Who Is at the Door: The SYN Denial of Service
Over the past few months, a denial of service attack, known as the “SYN Attack”, has become notorious. This attack can prevent access to your mail, WWW and other critical servers. The attack was first described in a paper by Robert Morris in 1985 and received little attention. It wasn't until 2600 magazine published source code to exploit this weakness in popular implementations of the TCP/IP protocol stack that this weakness grabbed the attention of Internet Service Providers. One provider, Public Access Networks Corporation of New York City, was attacked repeatedly last September, causing its mail and web servers to be unavailable to its users for extended periods of time. In this article we explain what SYN really is, why it's needed in TCP/IP, why the attack works and how to prevent it.
The Internet works as well as it does because its data communication protocols (IP, TCP and UDP) evolved over a decade through major revisions and trial-and-error “adjustments”. As a result, the protocols have developed a legendary robustness that makes them difficult to defeat; however, these protocols were designed with the basic assumption that all network administrators can be trusted. Unfortunately, this is not true in today's Internet environment. Given the right kind of knowledge, virtually any PC can be configured so that a malicious individual, acting as a system or network administrator, can bring down any number of servers on the Internet.
One of these vulnerabilities is called the “SYN” (synchronous) attack, and it can affect anyone who places a server on the Internet. The SYN attack is a denial of service attack, blocking others from connecting to your server.
The Internet protocol stack utilizes three primary layers of the OSI model. The lowest layer is the physical layer, and it contains the physical wires, network host adapter(s) and adapter device driver(s). The next layer is the data link layer, whose job is to read a stream of bits off the network and assemble them into frames for the next higher layer.

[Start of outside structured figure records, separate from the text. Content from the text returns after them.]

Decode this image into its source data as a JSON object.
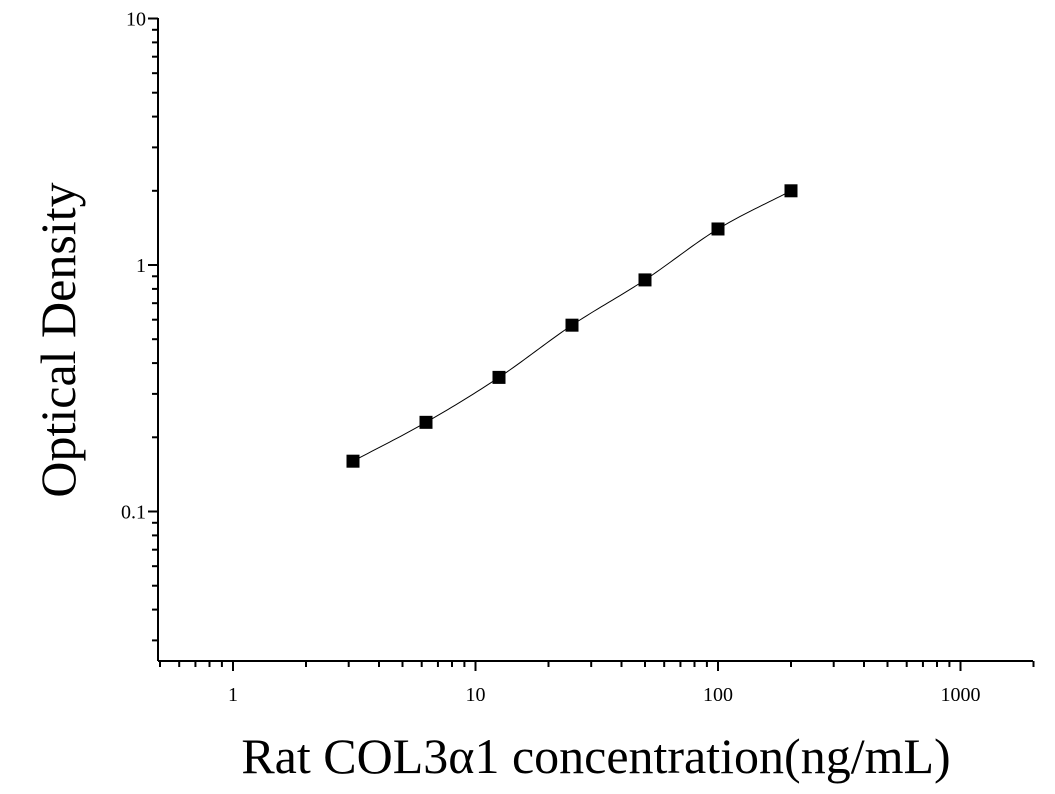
{
  "chart_data": {
    "type": "scatter",
    "title": "",
    "xlabel": "Rat COL3α1 concentration(ng/mL)",
    "ylabel": "Optical Density",
    "x_scale": "log",
    "y_scale": "log",
    "xlim": [
      0.5,
      2000
    ],
    "ylim": [
      0.025,
      10
    ],
    "x_tick_labels": [
      "1",
      "10",
      "100",
      "1000"
    ],
    "y_tick_labels": [
      "0.1",
      "1",
      "10"
    ],
    "grid": false,
    "legend": "none",
    "marker": "filled-square",
    "fit_curve": true,
    "series": [
      {
        "x": [
          3.125,
          6.25,
          12.5,
          25,
          50,
          100,
          200
        ],
        "y": [
          0.16,
          0.23,
          0.35,
          0.57,
          0.87,
          1.4,
          2.0
        ]
      }
    ],
    "colors": {
      "marker": "#000000",
      "curve": "#000000",
      "axis": "#000000"
    }
  }
}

The Internet Protocol (IP) or network layer is the next layer. It examines the incoming frames to determine if they are IP packets and, if not, it passes the frame onto another protocol stack (e.g., Novell) or discards the frame as nonsense. If it is an IP packet, the packet contents are further evaluated by the IP layer for a number of IP related activities such as Address Resolution Protocol (ARP) or Internet Control and Message Protocol (ICMP), which the connectionless ping and traceroute applications employ.
If the packet is not one of the above formats, its content continues to be evaluated as a Transmission Control Protocol (TCP) or User Datagram Protocol (UDP) packet. If the packet contains a TCP header, it is posted to the next higher TCP layer. The verb “posted” is significant in that the packet is moved to another place for processing, and that processing will occur sometime in the future. In other words, it is at the IP-TCP boundary where information, driven by interrupts, “bubbles up” from the environment; it is at the IP-TCP boundary where information waits for processing based upon requests from programs that wish to communicate with the network. Therefore, the IP-TCP boundary contains a fixed amount of memory buffers allocated to network “activity” without the system really knowing what that activity is. It is at this boundary that the SYN attack works.

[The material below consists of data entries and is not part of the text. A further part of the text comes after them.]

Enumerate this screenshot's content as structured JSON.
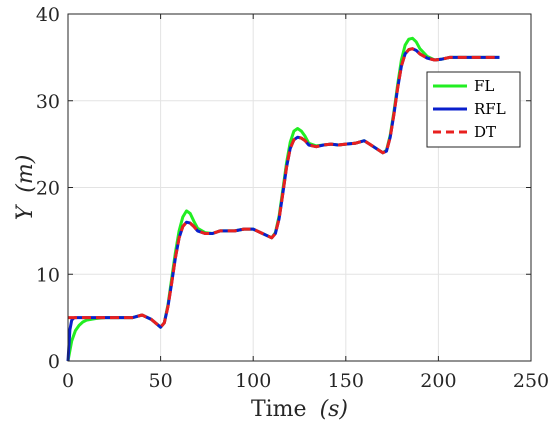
{
  "chart_data": {
    "type": "line",
    "xlabel_main": "Time",
    "xlabel_unit": "(s)",
    "ylabel_main": "Y",
    "ylabel_unit": "(m)",
    "xlim": [
      0,
      250
    ],
    "ylim": [
      0,
      40
    ],
    "xticks": [
      0,
      50,
      100,
      150,
      200,
      250
    ],
    "yticks": [
      0,
      10,
      20,
      30,
      40
    ],
    "grid": true,
    "legend_position": "upper-right",
    "series": [
      {
        "name": "FL",
        "color": "#22ee22",
        "dash": "solid",
        "x": [
          0,
          1,
          2,
          4,
          6,
          8,
          10,
          15,
          20,
          30,
          35,
          40,
          45,
          50,
          52,
          54,
          56,
          58,
          60,
          62,
          64,
          66,
          68,
          70,
          74,
          78,
          82,
          86,
          90,
          95,
          100,
          105,
          110,
          112,
          114,
          116,
          118,
          120,
          122,
          124,
          126,
          128,
          130,
          134,
          138,
          142,
          146,
          150,
          155,
          160,
          165,
          170,
          172,
          174,
          176,
          178,
          180,
          182,
          184,
          186,
          188,
          190,
          194,
          198,
          202,
          206,
          210,
          215,
          220,
          225,
          233
        ],
        "y": [
          0,
          1.2,
          2.3,
          3.5,
          4.1,
          4.5,
          4.7,
          4.9,
          5.0,
          5.0,
          5.0,
          5.3,
          4.8,
          3.9,
          4.4,
          6.5,
          9.5,
          12.5,
          15.0,
          16.6,
          17.3,
          17.0,
          16.1,
          15.3,
          14.8,
          14.7,
          15.0,
          15.0,
          15.0,
          15.2,
          15.2,
          14.7,
          14.2,
          14.8,
          16.7,
          19.7,
          22.8,
          25.2,
          26.5,
          26.8,
          26.5,
          25.9,
          25.1,
          24.8,
          24.9,
          25.0,
          24.9,
          25.0,
          25.1,
          25.4,
          24.7,
          24.0,
          24.3,
          26.0,
          28.8,
          31.9,
          34.7,
          36.4,
          37.1,
          37.2,
          36.8,
          36.0,
          35.1,
          34.7,
          34.8,
          35.0,
          35.0,
          35.0,
          35.0,
          35.0,
          35.0
        ]
      },
      {
        "name": "RFL",
        "color": "#0a1fcc",
        "dash": "solid",
        "x": [
          0,
          1,
          2,
          3,
          4,
          6,
          10,
          15,
          20,
          30,
          35,
          40,
          45,
          50,
          52,
          54,
          56,
          58,
          60,
          62,
          64,
          66,
          68,
          70,
          74,
          78,
          82,
          86,
          90,
          95,
          100,
          105,
          110,
          112,
          114,
          116,
          118,
          120,
          122,
          124,
          126,
          128,
          130,
          134,
          138,
          142,
          146,
          150,
          155,
          160,
          165,
          170,
          172,
          174,
          176,
          178,
          180,
          182,
          184,
          186,
          188,
          190,
          194,
          198,
          202,
          206,
          210,
          215,
          220,
          225,
          233
        ],
        "y": [
          0,
          3.6,
          4.7,
          4.95,
          5.0,
          5.0,
          5.0,
          5.0,
          5.0,
          5.0,
          5.0,
          5.3,
          4.8,
          3.9,
          4.4,
          6.3,
          9.0,
          11.9,
          14.2,
          15.5,
          16.0,
          15.9,
          15.5,
          15.0,
          14.7,
          14.7,
          15.0,
          15.0,
          15.0,
          15.2,
          15.2,
          14.7,
          14.2,
          14.7,
          16.4,
          19.3,
          22.3,
          24.5,
          25.5,
          25.8,
          25.7,
          25.4,
          24.9,
          24.7,
          24.9,
          25.0,
          24.9,
          25.0,
          25.1,
          25.4,
          24.7,
          24.0,
          24.2,
          25.8,
          28.5,
          31.5,
          34.0,
          35.4,
          35.9,
          36.0,
          35.8,
          35.4,
          34.9,
          34.7,
          34.8,
          35.0,
          35.0,
          35.0,
          35.0,
          35.0,
          35.0
        ]
      },
      {
        "name": "DT",
        "color": "#e8201f",
        "dash": "dashed",
        "x": [
          0,
          1,
          2,
          4,
          6,
          10,
          15,
          20,
          30,
          35,
          40,
          45,
          50,
          52,
          54,
          56,
          58,
          60,
          62,
          64,
          66,
          68,
          70,
          74,
          78,
          82,
          86,
          90,
          95,
          100,
          105,
          110,
          112,
          114,
          116,
          118,
          120,
          122,
          124,
          126,
          128,
          130,
          134,
          138,
          142,
          146,
          150,
          155,
          160,
          165,
          170,
          172,
          174,
          176,
          178,
          180,
          182,
          184,
          186,
          188,
          190,
          194,
          198,
          202,
          206,
          210,
          215,
          220,
          225,
          233
        ],
        "y": [
          5.0,
          5.0,
          5.0,
          5.0,
          5.0,
          5.0,
          5.0,
          5.0,
          5.0,
          5.0,
          5.3,
          4.8,
          3.9,
          4.4,
          6.3,
          9.0,
          11.9,
          14.2,
          15.5,
          16.0,
          15.9,
          15.5,
          15.0,
          14.7,
          14.7,
          15.0,
          15.0,
          15.0,
          15.2,
          15.2,
          14.7,
          14.2,
          14.7,
          16.4,
          19.3,
          22.3,
          24.5,
          25.5,
          25.8,
          25.7,
          25.4,
          24.9,
          24.7,
          24.9,
          25.0,
          24.9,
          25.0,
          25.1,
          25.4,
          24.7,
          24.0,
          24.2,
          25.8,
          28.5,
          31.5,
          34.0,
          35.4,
          35.9,
          36.0,
          35.8,
          35.4,
          34.9,
          34.7,
          34.8,
          35.0,
          35.0,
          35.0,
          35.0,
          35.0,
          35.0
        ]
      }
    ]
  }
}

Before discussing the third Internet layer and how TCP establishes a connection, perhaps it is better to begin with an analogy that illustrates a typical network problem and how TCP overcomes the problem in its daily routine.
Our analogy begins on a college campus with a studious student (SS) who has the misfortune of being placed in a “party” dorm. On a typical evening, SS is studying at his desk trying to master some dry material on data link protocols for his computer networks class. Someone knocks at his door. Upon opening the door, he gets hit with a water balloon from his rowdy neighbors. Using the material from his network class, SS comes up with a solution to stop his pesky neighbors, yet still greet his invited visitors.

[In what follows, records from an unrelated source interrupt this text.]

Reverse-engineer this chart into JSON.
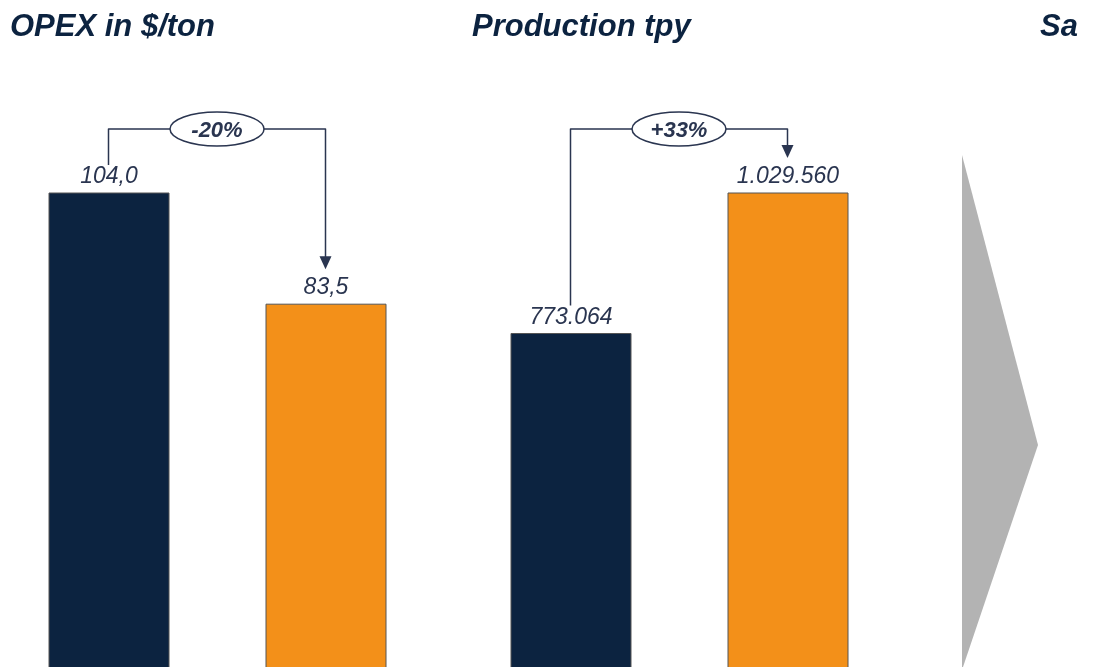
{
  "chart_data": [
    {
      "type": "bar",
      "title": "OPEX in $/ton",
      "categories": [
        null,
        null
      ],
      "values": [
        104.0,
        83.5
      ],
      "colors": [
        "#0c2340",
        "#f39019"
      ],
      "value_labels": [
        "104,0",
        "83,5"
      ],
      "annotations": [
        "-20%"
      ]
    },
    {
      "type": "bar",
      "title": "Production tpy",
      "categories": [
        null,
        null
      ],
      "values": [
        773064,
        1029560
      ],
      "colors": [
        "#0c2340",
        "#f39019"
      ],
      "value_labels": [
        "773.064",
        "1.029.560"
      ],
      "annotations": [
        "+33%"
      ]
    },
    {
      "type": "other",
      "title": "Sa"
    }
  ]
}
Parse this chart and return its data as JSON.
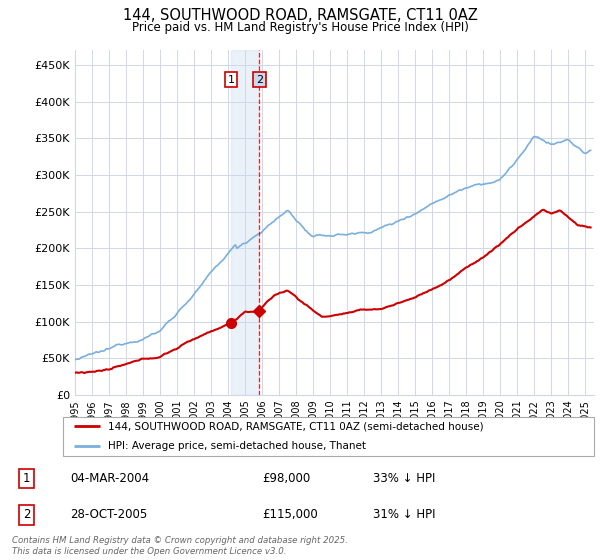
{
  "title": "144, SOUTHWOOD ROAD, RAMSGATE, CT11 0AZ",
  "subtitle": "Price paid vs. HM Land Registry's House Price Index (HPI)",
  "xlim_start": 1995.0,
  "xlim_end": 2025.5,
  "ylim_min": 0,
  "ylim_max": 470000,
  "yticks": [
    0,
    50000,
    100000,
    150000,
    200000,
    250000,
    300000,
    350000,
    400000,
    450000
  ],
  "ytick_labels": [
    "£0",
    "£50K",
    "£100K",
    "£150K",
    "£200K",
    "£250K",
    "£300K",
    "£350K",
    "£400K",
    "£450K"
  ],
  "xticks": [
    1995,
    1996,
    1997,
    1998,
    1999,
    2000,
    2001,
    2002,
    2003,
    2004,
    2005,
    2006,
    2007,
    2008,
    2009,
    2010,
    2011,
    2012,
    2013,
    2014,
    2015,
    2016,
    2017,
    2018,
    2019,
    2020,
    2021,
    2022,
    2023,
    2024,
    2025
  ],
  "sale1_x": 2004.17,
  "sale1_y": 98000,
  "sale2_x": 2005.83,
  "sale2_y": 115000,
  "vline1_x": 2004.17,
  "vline2_x": 2005.83,
  "legend_line1": "144, SOUTHWOOD ROAD, RAMSGATE, CT11 0AZ (semi-detached house)",
  "legend_line2": "HPI: Average price, semi-detached house, Thanet",
  "annotation1_num": "1",
  "annotation1_date": "04-MAR-2004",
  "annotation1_price": "£98,000",
  "annotation1_hpi": "33% ↓ HPI",
  "annotation2_num": "2",
  "annotation2_date": "28-OCT-2005",
  "annotation2_price": "£115,000",
  "annotation2_hpi": "31% ↓ HPI",
  "footer": "Contains HM Land Registry data © Crown copyright and database right 2025.\nThis data is licensed under the Open Government Licence v3.0.",
  "red_color": "#cc0000",
  "blue_color": "#7aafdd",
  "bg_color": "#ffffff",
  "grid_color": "#d0d8e8",
  "vline_color": "#cc0000",
  "shade_color": "#c8d8ee"
}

He decides on a “secret knock”—his friends announce themselves with a one to five knock code. SS hears the knock and goes to the door; however, he does not open it. Instead, he repeats the original knock and adds his own one to five knock code. Now the visitor knocks the next “sequence” of his code and repeats SS's knocks.
These knocking gymnastics are referred to as a three-way handshake (see Figure 1) in data communications lingo, and solve three common network problems. First, they allow two hosts to establish starting “sequence” numbers which are used by the receiver to re-order packets or reassemble datagrams. Second, they enable the host to identify duplicate packets that occur from re-transmissions which, in turn, are a result of delayed responses. Finally, if either computer were to initiate a connection with a third computer at the same time, then two orderly connections could result, without confusion.